No necesito decirles que el conflicto se agudizó, creció y se salió de madre, al punto de llegar hasta el Congreso del Estado con la exigencia de despido para el rector. Y espérenme, que esto no es lo peor.
La actual administración municipal, presidida por el peor alcalde en la historia de esta ciudad capital, don Sergio Torres (hay que tratarlo de don, que su trabajo le ha costado), desde hace un tiempo se metió a promover un programa de preparatoria, el cual ya rindió frutos: lo hizo en convenio con una institución veracruzana fraudulenta y hoy, entre siete y diez mil personas, se enteran que su certificado de prepa no es válido en ninguna institución educativa, por lo que pueden despedirse de su dinero, su tiempo y su esfuerzo y además deberán recursar de nuevo la prepa.
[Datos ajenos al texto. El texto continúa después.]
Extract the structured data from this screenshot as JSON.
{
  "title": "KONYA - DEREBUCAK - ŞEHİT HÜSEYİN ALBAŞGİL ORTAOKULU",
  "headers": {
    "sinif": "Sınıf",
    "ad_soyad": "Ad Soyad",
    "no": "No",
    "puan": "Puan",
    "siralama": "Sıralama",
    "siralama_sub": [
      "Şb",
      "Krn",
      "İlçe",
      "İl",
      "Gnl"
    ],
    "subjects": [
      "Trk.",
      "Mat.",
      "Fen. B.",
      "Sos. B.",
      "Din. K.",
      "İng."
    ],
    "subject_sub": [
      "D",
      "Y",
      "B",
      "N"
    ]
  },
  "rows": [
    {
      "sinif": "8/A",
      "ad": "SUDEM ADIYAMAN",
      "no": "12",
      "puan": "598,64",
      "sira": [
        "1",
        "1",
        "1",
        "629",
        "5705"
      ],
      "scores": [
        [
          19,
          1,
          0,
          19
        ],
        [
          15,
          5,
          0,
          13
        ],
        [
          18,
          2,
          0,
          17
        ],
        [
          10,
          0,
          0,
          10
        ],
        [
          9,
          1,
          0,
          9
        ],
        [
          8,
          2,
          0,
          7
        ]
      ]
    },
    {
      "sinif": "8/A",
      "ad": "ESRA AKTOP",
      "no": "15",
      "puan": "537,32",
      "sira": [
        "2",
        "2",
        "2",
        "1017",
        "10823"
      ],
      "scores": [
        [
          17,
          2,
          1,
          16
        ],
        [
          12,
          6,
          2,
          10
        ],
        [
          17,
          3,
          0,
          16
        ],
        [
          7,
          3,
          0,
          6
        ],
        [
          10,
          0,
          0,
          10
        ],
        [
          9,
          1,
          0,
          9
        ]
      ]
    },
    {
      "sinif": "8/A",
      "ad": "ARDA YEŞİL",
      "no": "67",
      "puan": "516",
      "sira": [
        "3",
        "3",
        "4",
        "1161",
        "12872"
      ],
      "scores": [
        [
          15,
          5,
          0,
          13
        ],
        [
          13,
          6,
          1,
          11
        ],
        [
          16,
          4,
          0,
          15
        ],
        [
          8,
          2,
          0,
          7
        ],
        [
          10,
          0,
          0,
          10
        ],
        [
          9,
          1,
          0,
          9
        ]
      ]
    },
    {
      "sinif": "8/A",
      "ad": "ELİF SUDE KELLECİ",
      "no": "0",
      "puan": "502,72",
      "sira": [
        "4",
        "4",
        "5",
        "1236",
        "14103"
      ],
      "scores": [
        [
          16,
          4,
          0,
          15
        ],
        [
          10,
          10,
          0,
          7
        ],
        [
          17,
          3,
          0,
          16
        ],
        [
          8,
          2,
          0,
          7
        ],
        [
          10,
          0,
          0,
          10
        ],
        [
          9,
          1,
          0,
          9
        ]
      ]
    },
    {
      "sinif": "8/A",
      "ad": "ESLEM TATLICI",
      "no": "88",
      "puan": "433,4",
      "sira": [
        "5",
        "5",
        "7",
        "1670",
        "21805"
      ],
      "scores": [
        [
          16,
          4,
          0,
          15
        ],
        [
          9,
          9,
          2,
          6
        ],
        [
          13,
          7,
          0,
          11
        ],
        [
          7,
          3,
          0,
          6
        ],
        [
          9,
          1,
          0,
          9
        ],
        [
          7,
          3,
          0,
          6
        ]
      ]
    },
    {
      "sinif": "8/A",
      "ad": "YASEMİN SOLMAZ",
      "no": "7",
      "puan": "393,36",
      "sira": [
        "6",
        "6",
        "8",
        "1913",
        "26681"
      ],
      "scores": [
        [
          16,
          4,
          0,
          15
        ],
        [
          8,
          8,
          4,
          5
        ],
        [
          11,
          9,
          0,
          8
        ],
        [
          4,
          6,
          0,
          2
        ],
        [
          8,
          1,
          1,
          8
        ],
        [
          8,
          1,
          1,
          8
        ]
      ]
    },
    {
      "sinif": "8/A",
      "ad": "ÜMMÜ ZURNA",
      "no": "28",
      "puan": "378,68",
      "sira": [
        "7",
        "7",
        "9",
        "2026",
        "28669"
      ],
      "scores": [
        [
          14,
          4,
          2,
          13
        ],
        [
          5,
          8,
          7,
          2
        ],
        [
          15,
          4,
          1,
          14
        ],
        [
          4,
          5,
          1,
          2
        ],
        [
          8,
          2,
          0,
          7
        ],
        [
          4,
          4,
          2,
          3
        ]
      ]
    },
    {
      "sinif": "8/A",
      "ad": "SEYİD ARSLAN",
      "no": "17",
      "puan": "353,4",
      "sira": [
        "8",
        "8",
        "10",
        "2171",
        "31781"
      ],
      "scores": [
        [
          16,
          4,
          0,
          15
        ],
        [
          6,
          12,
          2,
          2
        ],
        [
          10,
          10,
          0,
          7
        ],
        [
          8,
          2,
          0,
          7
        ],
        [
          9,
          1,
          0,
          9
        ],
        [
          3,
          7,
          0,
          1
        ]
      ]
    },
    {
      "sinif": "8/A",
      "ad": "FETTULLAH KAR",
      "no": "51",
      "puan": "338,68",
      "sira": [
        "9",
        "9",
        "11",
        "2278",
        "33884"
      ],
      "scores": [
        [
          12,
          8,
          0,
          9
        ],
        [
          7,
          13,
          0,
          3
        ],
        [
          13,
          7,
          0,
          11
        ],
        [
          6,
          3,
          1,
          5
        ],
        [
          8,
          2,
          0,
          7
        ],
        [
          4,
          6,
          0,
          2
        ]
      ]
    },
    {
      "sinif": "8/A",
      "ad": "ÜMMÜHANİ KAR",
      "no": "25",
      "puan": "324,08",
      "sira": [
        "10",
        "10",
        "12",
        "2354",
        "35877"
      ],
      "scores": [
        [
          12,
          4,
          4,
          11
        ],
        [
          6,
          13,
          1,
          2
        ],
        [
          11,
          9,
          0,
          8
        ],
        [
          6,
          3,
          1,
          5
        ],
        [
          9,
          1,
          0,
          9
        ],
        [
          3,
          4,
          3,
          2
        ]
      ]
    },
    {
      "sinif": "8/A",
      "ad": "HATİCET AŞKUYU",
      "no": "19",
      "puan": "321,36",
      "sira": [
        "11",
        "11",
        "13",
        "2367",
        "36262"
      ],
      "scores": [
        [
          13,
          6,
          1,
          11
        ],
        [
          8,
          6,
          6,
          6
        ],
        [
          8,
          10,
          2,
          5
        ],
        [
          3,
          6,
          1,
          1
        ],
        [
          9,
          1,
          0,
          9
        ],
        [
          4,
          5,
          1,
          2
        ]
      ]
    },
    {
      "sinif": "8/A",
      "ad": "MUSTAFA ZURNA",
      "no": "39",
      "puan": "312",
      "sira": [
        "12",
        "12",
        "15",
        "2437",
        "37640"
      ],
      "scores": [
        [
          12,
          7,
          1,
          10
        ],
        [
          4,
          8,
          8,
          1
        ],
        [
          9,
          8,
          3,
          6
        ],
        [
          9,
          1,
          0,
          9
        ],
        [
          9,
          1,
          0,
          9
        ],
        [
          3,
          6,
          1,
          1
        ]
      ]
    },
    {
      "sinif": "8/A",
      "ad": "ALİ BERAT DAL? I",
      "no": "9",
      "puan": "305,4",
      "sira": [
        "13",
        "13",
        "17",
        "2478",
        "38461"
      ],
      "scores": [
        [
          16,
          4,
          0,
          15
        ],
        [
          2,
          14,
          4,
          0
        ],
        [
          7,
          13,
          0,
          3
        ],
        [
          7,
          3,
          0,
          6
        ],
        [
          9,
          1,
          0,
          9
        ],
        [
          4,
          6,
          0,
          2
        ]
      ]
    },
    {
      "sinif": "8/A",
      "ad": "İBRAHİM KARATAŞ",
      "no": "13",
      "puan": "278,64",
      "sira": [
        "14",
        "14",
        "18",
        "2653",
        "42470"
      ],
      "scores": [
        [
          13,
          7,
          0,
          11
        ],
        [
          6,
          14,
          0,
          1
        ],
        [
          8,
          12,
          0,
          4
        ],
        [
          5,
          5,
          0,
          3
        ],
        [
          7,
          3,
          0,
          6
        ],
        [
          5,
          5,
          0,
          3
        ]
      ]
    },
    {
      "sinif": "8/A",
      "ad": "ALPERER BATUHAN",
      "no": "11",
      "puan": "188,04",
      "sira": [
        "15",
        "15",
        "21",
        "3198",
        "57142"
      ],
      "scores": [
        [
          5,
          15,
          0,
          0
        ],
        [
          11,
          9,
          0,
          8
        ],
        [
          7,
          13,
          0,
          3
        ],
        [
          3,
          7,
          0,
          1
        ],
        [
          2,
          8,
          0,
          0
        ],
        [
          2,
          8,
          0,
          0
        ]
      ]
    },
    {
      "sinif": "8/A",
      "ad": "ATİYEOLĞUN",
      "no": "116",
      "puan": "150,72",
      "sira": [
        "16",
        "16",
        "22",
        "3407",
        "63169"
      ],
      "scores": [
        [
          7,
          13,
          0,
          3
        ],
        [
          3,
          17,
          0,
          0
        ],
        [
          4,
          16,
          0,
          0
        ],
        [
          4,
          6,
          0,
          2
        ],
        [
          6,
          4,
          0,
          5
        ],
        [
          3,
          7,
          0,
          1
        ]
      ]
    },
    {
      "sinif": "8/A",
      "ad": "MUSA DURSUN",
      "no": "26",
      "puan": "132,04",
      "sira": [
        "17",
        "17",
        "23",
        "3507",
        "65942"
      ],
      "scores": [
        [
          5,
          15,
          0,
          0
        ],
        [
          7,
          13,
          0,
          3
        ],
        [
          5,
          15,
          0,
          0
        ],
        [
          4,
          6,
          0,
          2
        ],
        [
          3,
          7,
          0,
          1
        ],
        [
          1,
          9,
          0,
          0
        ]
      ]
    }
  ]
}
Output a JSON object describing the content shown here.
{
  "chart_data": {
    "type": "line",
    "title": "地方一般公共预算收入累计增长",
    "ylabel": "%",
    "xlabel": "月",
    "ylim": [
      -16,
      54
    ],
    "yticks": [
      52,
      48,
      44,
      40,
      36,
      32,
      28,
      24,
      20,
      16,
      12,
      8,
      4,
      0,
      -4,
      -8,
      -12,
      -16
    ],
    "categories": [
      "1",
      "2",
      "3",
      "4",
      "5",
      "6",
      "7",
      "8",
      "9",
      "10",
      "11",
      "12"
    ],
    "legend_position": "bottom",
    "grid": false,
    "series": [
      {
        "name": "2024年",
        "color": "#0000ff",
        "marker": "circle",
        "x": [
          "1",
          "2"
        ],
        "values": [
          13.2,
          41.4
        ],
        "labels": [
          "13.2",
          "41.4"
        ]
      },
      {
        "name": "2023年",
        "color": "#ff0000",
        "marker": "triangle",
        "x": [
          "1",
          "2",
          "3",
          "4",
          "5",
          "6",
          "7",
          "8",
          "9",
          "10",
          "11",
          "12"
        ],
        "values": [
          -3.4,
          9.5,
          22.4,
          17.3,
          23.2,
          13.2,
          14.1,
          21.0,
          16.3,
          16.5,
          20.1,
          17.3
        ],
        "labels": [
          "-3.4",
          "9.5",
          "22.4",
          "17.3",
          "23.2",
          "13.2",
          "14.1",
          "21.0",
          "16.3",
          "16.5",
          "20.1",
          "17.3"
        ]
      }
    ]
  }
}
El espectáculo del Ayuntamiento y SEPyC tirándose la bolita no tiene desperdicio: ninguno está dispuesto a aceptar ninguna responsabilidad…y háganle como quieran.
Lo que sigue ahora, es sentarnos a esperar la reacción de los paladines de la educación sinaloense, como Tere Guerra, Hernandez Norzagaray, Santamaría, Ceceña, etc. que se han pasado buena parte de su tiempo supuestamente productivo, denostando a la UAS y señalándola como el epítome de la mala educación, del fraude, de la intolerancia, casi como alma mater de Trump, que para desgracia de ellos no tiene la costumbre de venir a Mazatlán que si no…
Que sirva toda esta experiencia, para demostrar que el negocio de la educación sí es una actividad sumamente compleja, y que ninguna institución pública lo hace tan bien como la UAS. No es perfecta, es cierto, pero se parece tanto a lo que aspiran los jóvenes que buscan escalar a través del estudio, que no hay más remedio que decirlo: la mejor institución educativa de Sinaloa es la UAS.